И здесь мне хочется отметить одно наблюдение: редко кто из тыловиков нашей дивизии шел работать после увольнения на должности, так или иначе связанные с материальными ценностями, т.к. они представляли, что это такое. И, наоборот, офицеры других служб пробовали себя в этом качестве, полагая, видимо, что не боги горшки лепят. В итоге один еле выпутался с должности начпрода (какой он начпрод, если всю жизнь проработал в моботделе) военного госпиталя, другой до самой смерти радовался, что успел «соскочить живым» с должности начальника снабжения меховой фабрики, третий что-то выплачивал за недостачу имущества высокогорному катку «Медео», где он немного поработал… А мой приятель полковник Соколов быстренько выскочил сначала из окружного военторга, а потом и с должности начальника управления парками города. А Феликсу Басину за то, что мешал воровать в том же парке, устроили «подставу», и он 3 или 4 месяца отсидел в КПЗ, пока его не оправдали по суду.
Должен покаяться: пока я не стал командиром части, я не очень уважительно относился к тыловикам (не раз слышал приписываемую Суворову фразу: «Интенданты и прочая сволочь - на левый фланг!»). И когда я познакомился с этим, став командиром части, я просто благодарил бога за то, что у нас в части были крепкие тыловики. А сколько командиров были сняты с должности за то, что проворовался или просто просчитался начпрод или начвещ… Это, так сказать, наблюдение в защиту тыловиков.
После того, как я проработал у Лобанова где-то около полугода, меня вызвал наш районный военный комиссар полковник Рамазанов (умер давно-давно). Он знал меня еще по дивизии, куда он ходил с просьбами о квартирах к нашему генералу. Он стал меня «сватать» на должность военрука, предлагая любую школу района по моему выбору (у меня все-таки была академия, а она и на гражданке - академия). Дело в том, что с сентября 1972 года начальная военная подготовка вводилась во всех школах Союза, а для этого военкоматам предстояло подобрать большое количество офицеров запаса. До этого НВП была (для пробы) введена лишь в 40% школ. По рекомендации Рамазанова я согласился на СШ №12 - школа с казахским языком обучения, но преподавание НВП во всех школах Союза предполагалось на русском языке, а городские казахи говорили по-русски просто хорошо (фактически - второй родной язык) - и на полставки в СШ №28 им. Маншук Маметовой, в которой был всего один девятый и один десятый классы и отдельный военрук им не полагался. Директором нашей (12-й) школы была Рафика Бекеновна Нуртазина, с которой я проработал около пятнадцати лет, а в СШ №28 - Галина Тимофеевна Пшенина. Школы располагались рядом и имели общий двор (на втором этаже был даже переход из нашей школы в 28-ю). Июнь я еще оставался работать на кинобазе и имел возможность запастись некоторыми материалами для оформления будущего военного кабинета.

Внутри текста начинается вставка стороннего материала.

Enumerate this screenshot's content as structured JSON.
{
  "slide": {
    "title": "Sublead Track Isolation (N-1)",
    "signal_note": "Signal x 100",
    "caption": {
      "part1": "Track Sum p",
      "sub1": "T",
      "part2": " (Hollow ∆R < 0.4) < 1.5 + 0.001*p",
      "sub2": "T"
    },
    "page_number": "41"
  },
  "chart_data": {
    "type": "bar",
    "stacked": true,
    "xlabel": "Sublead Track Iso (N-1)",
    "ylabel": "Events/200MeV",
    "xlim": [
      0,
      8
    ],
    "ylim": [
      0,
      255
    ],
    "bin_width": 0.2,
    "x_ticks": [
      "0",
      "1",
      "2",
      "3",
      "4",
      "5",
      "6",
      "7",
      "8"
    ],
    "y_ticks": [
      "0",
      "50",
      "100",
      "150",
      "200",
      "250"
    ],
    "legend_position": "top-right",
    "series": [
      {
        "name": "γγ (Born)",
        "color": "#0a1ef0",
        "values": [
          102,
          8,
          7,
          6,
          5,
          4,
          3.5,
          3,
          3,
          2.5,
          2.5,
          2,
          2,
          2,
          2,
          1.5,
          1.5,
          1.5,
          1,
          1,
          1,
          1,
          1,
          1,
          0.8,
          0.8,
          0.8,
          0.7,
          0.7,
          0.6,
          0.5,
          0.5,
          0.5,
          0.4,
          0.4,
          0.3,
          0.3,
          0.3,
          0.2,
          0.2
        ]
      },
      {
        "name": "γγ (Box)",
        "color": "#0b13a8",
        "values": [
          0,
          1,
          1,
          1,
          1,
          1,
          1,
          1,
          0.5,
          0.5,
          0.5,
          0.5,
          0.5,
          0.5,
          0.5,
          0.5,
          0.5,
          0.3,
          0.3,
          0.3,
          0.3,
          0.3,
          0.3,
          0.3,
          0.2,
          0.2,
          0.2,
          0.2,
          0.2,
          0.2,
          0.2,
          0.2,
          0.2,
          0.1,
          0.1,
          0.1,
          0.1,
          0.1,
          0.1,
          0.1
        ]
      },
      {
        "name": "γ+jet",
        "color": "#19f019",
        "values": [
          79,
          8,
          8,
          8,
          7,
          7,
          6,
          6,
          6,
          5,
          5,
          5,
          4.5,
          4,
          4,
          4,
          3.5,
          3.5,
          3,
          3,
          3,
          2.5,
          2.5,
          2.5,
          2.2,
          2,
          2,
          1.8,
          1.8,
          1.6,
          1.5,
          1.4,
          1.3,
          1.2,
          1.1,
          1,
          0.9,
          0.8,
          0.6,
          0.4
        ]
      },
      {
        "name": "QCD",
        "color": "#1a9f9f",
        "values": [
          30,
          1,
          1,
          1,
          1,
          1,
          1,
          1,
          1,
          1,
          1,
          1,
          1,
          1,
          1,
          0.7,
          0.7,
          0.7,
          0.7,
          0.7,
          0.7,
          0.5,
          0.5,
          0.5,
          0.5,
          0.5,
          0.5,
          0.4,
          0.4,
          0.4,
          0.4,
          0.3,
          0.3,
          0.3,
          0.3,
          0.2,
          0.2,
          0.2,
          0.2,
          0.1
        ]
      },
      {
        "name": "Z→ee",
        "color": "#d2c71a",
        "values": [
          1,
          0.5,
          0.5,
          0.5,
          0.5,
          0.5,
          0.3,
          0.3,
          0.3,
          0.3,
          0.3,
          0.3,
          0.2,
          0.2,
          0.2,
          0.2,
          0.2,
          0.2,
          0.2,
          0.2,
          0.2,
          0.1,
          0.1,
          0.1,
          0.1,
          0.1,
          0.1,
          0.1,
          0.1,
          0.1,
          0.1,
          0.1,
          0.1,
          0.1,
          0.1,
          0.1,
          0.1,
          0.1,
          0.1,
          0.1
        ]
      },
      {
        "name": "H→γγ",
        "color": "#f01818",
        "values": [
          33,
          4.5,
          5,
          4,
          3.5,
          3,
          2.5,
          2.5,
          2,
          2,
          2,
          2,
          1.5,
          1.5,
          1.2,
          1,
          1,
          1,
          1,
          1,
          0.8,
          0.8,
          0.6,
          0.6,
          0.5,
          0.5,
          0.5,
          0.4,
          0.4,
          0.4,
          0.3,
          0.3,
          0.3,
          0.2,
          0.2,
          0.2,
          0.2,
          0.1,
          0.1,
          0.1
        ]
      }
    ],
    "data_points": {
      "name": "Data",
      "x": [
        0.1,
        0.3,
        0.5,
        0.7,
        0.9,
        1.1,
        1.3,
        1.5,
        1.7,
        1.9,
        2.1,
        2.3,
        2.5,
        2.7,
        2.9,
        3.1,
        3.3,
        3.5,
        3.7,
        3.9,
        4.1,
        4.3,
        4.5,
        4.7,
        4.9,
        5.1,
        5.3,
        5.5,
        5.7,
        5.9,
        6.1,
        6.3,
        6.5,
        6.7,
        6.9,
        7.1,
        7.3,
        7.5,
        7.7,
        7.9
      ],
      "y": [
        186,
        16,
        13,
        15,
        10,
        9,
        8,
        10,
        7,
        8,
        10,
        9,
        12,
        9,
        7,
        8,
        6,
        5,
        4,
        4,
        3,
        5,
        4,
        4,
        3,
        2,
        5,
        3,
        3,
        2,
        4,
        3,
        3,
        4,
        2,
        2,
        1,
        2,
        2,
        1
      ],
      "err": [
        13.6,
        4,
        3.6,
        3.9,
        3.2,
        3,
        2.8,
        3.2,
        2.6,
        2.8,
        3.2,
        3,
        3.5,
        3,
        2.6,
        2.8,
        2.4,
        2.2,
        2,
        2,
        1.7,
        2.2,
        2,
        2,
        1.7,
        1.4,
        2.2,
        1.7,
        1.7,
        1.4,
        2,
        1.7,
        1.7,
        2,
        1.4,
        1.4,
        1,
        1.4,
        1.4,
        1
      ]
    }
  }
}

В порядке отступления хочу отметить одно немаловажное в моей жизни событие: 7 февраля 1972 года мы с Тоней отпраздновали серебряную свадьбу. У нас сохранились несколько фотографий этого мероприятия. И здесь еще один момент: пережив с Тоней и золотую свадьбу, мы так и не обменялись золотыми кольцами, хотя различных золотых украшений ко времени нашего отъезда в Израиль у Тони набралось около полутора десятков. И все это Тоня раздала внукам. Среди этого, правда, было и обручальное кольцо, которое я подарил ей к серебряной свадьбе. Себе я так и не удосужился приобрести. В феврале 1947 года было не до этого, для свадьбы я даже продал одну пару сапог… Ничего, по-моему, обошлось.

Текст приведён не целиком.